An overview of ksqlDB

What is ksqlDB?

ksqlDB is a database that's purpose-built for stream processing applications.

What exactly does that mean? It consolidates the many components found in virtually every stream processing architecture.

That is important because almost all streaming architectures today are piecemeal solutions cobbled together from different projects. At a minimum, you need a subsystem to acquire events from existing data sources, another to store them, another to process them, and another to serve queries against aggregated materializations. Integrating each subsystem can be difficult. Each has its own mental model. And it’s easy to wonder, given all this complexity: Is this all worth it?

What if it were as easy to build a stream processing app as it is to build a CRUD app? That's what we wondered.

ksqlDB aims to provide one mental model for doing everything you need. You can build a complete streaming app against ksqlDB, which in turn has just one dependency: Apache Kafka®.

What use cases is ksqlDB a good fit for?

Why use ksqlDB?

These eventful times.

The concepts of events and event-driven programming are fundamental to the development of modern software. Event-centric thinking unlocks a host of new design techniques and applications that were previously out of reach.

Apache Kafka has emerged as the de-facto standard for working with events, offering the abstraction of a durable, immutable, append-only log. But working with streams of events directly in Kafka can be a bit low-level. In some ways, Kafka is like a file system for your events.

Streams need a friend.

To be productive, you need some way of deriving new streams of events from existing ones. Stream processing scratches that itch. It’s a paradigm of programming that exposes a model for working with groups of events as if they were in-memory collections.

Most stream processing frameworks offer a directed, acyclic graph API to express these programs. Some frameworks even expose a SQL API to raise the abstraction a bit higher.

An upside-down world, or right-side up?

If you’re new to the world of stream processing, everything might seem upside-down. In a traditional database, you execute queries that run from scratch on every invocation and return their complete result set. You can think of it like this: queries have an active role, while data has a passive role. In the traditional world, data waits to be acted upon.

With stream processing, the flow control is inverted. Instead, the data becomes active and flows through a perpetually running query. Each time new data arrives, the query incrementally evaluates its result, efficiently recomputing the current state of the world.

This is a fully asynchronous flow in which Kafka truly shines. Consider what it would be like if you attempted this with a normal database: you’d be able to query the data, but you'd have a weakened ability to natively process streams of data as they arrive, or subscribe to changes as they occur.

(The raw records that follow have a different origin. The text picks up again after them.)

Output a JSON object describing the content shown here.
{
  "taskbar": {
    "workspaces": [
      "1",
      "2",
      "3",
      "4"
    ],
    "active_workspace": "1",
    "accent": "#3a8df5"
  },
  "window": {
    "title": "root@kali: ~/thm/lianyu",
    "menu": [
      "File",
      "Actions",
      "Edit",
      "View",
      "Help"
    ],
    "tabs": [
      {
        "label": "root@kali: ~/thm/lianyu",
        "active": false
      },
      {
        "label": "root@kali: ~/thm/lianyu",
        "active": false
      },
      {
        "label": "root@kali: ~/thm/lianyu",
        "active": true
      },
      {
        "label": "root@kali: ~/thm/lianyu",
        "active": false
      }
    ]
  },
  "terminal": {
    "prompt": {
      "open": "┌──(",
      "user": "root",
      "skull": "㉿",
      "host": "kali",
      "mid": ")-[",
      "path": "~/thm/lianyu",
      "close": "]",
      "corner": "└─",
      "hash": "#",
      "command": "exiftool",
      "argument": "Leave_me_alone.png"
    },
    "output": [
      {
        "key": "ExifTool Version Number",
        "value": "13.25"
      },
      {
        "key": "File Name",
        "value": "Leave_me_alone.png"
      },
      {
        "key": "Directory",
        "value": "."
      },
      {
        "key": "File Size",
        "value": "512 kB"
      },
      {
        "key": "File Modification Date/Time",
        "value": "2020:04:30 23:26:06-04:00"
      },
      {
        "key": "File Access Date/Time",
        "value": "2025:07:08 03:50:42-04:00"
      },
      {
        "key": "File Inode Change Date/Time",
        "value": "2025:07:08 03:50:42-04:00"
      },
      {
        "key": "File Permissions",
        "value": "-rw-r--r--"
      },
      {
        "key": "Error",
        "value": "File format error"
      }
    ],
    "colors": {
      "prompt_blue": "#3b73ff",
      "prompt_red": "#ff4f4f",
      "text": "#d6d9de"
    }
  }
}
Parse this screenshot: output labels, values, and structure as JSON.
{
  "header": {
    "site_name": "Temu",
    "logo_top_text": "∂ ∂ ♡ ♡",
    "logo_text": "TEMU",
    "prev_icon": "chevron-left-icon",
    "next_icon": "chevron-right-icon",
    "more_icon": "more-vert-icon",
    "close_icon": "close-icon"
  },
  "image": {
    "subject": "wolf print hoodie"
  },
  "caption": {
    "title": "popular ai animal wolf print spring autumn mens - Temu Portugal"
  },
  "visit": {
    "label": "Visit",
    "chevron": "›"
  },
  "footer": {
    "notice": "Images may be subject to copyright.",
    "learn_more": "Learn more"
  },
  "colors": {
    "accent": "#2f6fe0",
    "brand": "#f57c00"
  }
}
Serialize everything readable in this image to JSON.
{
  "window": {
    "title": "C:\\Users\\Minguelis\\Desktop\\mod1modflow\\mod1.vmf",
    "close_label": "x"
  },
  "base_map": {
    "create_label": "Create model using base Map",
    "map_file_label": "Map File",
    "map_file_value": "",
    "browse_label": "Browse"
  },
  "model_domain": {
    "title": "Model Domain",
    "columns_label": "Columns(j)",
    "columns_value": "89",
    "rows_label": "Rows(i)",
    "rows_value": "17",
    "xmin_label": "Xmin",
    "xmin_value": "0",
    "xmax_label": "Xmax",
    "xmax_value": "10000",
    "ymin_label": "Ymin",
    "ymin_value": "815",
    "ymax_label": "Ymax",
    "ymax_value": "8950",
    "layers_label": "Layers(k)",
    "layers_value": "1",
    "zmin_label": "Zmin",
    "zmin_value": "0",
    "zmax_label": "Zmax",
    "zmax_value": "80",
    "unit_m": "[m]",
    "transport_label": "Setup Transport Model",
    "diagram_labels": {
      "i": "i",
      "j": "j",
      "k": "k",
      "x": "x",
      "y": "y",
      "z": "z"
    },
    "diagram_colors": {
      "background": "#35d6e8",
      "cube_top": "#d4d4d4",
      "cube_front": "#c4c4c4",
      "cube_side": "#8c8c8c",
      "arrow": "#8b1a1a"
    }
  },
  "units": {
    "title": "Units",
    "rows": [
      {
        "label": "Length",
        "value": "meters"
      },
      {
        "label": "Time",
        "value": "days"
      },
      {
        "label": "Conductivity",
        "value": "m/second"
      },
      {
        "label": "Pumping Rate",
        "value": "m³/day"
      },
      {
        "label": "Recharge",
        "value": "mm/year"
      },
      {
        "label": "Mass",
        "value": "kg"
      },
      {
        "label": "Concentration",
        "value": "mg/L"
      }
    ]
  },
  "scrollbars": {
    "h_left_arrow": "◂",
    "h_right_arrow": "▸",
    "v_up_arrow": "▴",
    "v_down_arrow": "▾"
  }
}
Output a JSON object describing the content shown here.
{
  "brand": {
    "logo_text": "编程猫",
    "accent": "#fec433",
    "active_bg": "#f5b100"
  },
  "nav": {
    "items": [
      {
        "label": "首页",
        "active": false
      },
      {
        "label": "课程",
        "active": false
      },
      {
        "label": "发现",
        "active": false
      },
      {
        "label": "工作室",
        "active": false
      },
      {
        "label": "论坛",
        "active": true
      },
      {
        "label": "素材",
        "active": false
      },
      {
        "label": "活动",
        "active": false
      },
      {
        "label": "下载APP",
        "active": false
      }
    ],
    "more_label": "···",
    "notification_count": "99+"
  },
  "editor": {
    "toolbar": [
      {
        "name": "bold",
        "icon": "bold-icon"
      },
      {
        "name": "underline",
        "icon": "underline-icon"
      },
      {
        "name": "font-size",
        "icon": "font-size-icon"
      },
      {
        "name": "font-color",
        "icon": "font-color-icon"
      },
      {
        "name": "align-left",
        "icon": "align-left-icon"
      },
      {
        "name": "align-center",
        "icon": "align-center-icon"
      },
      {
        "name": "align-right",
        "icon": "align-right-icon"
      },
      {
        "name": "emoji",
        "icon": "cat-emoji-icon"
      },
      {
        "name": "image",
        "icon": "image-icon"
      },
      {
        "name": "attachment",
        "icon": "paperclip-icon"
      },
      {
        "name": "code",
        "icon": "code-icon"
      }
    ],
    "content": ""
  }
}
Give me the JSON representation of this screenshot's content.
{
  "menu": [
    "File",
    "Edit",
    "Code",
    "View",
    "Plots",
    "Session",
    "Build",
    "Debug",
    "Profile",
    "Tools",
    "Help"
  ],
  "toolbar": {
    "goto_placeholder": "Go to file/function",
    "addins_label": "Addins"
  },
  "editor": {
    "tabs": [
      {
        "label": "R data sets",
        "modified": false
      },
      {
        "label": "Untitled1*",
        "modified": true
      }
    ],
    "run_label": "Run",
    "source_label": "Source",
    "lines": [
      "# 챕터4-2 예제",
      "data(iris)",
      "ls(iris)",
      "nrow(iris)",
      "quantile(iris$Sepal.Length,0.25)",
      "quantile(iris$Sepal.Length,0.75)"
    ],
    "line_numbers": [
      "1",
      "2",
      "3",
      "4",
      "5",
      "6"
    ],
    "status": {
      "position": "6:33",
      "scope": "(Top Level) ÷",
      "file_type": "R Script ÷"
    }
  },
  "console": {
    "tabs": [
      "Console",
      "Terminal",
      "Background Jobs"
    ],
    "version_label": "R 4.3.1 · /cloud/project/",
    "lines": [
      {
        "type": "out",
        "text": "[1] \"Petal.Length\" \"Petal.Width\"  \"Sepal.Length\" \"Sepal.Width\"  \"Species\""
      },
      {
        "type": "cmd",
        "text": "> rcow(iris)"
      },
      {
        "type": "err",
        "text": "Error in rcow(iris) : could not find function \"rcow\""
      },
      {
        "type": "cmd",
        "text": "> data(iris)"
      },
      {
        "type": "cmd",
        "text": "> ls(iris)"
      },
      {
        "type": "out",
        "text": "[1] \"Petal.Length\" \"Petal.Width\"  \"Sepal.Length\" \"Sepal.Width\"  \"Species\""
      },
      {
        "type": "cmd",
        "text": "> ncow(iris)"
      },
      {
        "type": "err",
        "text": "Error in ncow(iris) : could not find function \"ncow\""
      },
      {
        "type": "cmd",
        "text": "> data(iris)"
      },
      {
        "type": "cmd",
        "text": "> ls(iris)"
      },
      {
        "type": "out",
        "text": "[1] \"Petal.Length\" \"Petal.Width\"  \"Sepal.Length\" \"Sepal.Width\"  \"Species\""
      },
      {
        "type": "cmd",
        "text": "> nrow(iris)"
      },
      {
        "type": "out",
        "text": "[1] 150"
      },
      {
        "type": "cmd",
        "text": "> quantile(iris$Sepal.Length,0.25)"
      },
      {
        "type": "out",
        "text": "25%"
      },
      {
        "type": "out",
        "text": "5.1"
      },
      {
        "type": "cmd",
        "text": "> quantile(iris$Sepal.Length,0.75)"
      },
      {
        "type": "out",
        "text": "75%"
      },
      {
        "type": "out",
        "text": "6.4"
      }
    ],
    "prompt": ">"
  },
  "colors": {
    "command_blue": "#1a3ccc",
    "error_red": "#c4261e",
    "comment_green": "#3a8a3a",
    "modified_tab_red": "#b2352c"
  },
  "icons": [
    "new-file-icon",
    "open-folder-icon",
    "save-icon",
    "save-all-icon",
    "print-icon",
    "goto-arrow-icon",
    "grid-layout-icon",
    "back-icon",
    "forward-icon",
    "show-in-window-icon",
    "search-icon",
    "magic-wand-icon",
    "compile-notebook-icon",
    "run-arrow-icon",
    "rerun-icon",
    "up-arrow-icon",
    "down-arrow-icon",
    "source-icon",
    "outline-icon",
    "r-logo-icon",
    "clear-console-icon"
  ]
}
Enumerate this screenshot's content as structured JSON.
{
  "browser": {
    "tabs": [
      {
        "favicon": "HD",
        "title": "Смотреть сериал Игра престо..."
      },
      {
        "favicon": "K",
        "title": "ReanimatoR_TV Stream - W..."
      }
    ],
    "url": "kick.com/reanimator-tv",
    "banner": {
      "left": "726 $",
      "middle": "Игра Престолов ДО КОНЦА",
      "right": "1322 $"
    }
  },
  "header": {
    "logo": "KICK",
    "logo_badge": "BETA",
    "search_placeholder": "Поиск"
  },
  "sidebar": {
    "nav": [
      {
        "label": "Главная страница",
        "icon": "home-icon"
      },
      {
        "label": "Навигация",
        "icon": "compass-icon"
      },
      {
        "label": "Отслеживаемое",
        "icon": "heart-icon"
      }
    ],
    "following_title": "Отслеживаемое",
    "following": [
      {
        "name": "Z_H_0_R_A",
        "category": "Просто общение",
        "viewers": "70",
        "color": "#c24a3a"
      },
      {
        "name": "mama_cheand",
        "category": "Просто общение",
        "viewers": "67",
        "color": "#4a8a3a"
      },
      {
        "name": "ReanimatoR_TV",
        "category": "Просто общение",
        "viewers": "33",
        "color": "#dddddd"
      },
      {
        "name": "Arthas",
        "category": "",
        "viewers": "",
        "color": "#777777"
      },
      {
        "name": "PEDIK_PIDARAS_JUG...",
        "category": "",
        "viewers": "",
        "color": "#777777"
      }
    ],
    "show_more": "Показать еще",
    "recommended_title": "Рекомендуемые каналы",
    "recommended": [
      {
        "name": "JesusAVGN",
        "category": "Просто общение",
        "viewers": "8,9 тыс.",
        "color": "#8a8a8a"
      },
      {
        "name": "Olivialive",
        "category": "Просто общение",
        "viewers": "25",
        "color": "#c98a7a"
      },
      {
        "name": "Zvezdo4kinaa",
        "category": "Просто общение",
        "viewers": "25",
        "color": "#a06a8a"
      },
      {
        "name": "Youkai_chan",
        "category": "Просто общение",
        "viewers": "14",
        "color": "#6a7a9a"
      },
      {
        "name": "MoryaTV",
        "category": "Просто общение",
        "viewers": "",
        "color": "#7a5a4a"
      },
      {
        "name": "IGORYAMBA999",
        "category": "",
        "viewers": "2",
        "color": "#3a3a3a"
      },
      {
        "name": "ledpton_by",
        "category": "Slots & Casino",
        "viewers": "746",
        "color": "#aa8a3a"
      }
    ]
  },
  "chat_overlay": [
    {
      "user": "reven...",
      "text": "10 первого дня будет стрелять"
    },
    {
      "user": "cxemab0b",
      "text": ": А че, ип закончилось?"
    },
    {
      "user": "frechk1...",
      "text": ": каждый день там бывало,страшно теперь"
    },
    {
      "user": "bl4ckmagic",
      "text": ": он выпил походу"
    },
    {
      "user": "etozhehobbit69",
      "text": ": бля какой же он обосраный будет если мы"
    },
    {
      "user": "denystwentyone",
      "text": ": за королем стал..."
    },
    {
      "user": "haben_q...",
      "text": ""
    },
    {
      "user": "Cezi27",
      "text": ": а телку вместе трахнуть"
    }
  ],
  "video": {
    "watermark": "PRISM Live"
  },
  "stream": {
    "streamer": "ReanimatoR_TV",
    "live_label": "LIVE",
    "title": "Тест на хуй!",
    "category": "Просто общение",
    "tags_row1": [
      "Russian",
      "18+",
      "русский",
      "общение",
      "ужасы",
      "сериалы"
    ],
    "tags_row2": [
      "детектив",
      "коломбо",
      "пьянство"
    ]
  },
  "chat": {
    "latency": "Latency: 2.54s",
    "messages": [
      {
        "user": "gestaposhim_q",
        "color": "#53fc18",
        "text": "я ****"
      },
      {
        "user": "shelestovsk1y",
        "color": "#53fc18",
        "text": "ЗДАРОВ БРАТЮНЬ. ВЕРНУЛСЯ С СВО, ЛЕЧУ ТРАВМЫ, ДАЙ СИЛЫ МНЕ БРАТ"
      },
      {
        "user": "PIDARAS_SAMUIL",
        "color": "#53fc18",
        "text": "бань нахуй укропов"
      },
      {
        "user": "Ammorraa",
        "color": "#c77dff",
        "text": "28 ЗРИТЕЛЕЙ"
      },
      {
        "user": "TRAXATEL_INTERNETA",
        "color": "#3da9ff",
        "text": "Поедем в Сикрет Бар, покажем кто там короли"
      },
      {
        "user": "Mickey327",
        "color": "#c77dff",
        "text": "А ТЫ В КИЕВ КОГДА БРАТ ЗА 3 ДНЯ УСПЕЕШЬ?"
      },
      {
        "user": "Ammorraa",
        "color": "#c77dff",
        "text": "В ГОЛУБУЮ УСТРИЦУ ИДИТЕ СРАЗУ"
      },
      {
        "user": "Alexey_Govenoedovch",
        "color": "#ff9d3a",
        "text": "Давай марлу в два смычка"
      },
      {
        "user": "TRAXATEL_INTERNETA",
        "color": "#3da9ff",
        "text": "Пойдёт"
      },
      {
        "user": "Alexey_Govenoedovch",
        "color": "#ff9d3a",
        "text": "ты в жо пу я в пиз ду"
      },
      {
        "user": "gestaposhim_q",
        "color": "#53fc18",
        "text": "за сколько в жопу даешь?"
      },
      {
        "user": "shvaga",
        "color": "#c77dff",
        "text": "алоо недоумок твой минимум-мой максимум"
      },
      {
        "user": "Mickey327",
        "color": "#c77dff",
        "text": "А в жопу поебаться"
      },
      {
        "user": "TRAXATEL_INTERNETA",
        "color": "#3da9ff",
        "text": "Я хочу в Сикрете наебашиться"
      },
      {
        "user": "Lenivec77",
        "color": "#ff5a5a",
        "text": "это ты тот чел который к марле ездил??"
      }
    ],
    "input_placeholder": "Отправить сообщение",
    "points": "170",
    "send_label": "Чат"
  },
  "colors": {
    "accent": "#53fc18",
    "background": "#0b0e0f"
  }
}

Too many cooks in the kitchen.

Yet stream processing all by itself isn’t enough to build an app. In the real world, you need other support pieces. You need to source events from other, external systems into Kafka. You need to process them with a stream processor. And finally, because many applications still need synchronicity, you need to pour them into an external database so that an application can synchronously query the final results. After all, asynchronicity isn’t a perfect fit for all designs.

In practice, a non-trivial deployment represents a large number of moving parts: often 3 to 5 separate distributed systems. The parts don't fit together as well as you'd hope; all of these systems are complex and each integration is a small project to figure out. It's like trying to build a car out of parts, but the parts come from different manufacturers who don't talk to each other.

Moreover, each system has a separate model for securing, scaling, and monitoring. Making any change requires thinking in several mental models at every step.

Divide and conquer.

Although this larger system can look big and scary, it’s less intimidating when it’s broken down into its core functions. In many ways, an event streaming architecture can be decomposed into a more capable ETL system. Events are extracted from source systems and stored durably. They’re transformed and aggregated into new shapes. They’re loaded into an external database which serves queries that lookup information for applications.

Each component became separate over time because it evolved as the streaming-native solution to what was otherwise considered a batch problem.

Cut from the same mold.

As the streaming world grew up, robust solutions for each piece of the puzzle emerged. Kafka Connect supports a vast range of connectors to source and sink data to external systems. Kafka itself became a progressively more capable storage layer for events. Kafka Streams and KSQL developed powerful runtimes and APIs for processing events. And, deep inside of Kafka Streams, the concept of a state store established humble beginnings as something that could be synchronously queried like a database table.

Reunited.

When you look at all of these pieces, it’s easy to question if this is all worth it. We think that building stream processing applications should be as easy building CRUD applications on top of a regular database. That’s why we’re building ksqlDB, a database that's purpose-built for stream processing applications.

The idea is that it can offer one SQL query language to work with both streams of events (asynchronicity) and point-in-time state (synchronicity). It requires no separate clusters for event capture, processing, or query serving, meaning it has very few moving parts. There is one mental model for working across the entire stack. Scaling, monitoring, and security can also follow a uniform approach.

With ksqlDB, you can build a complete real-time application with just a small set of SQL statements. Things can be simple again.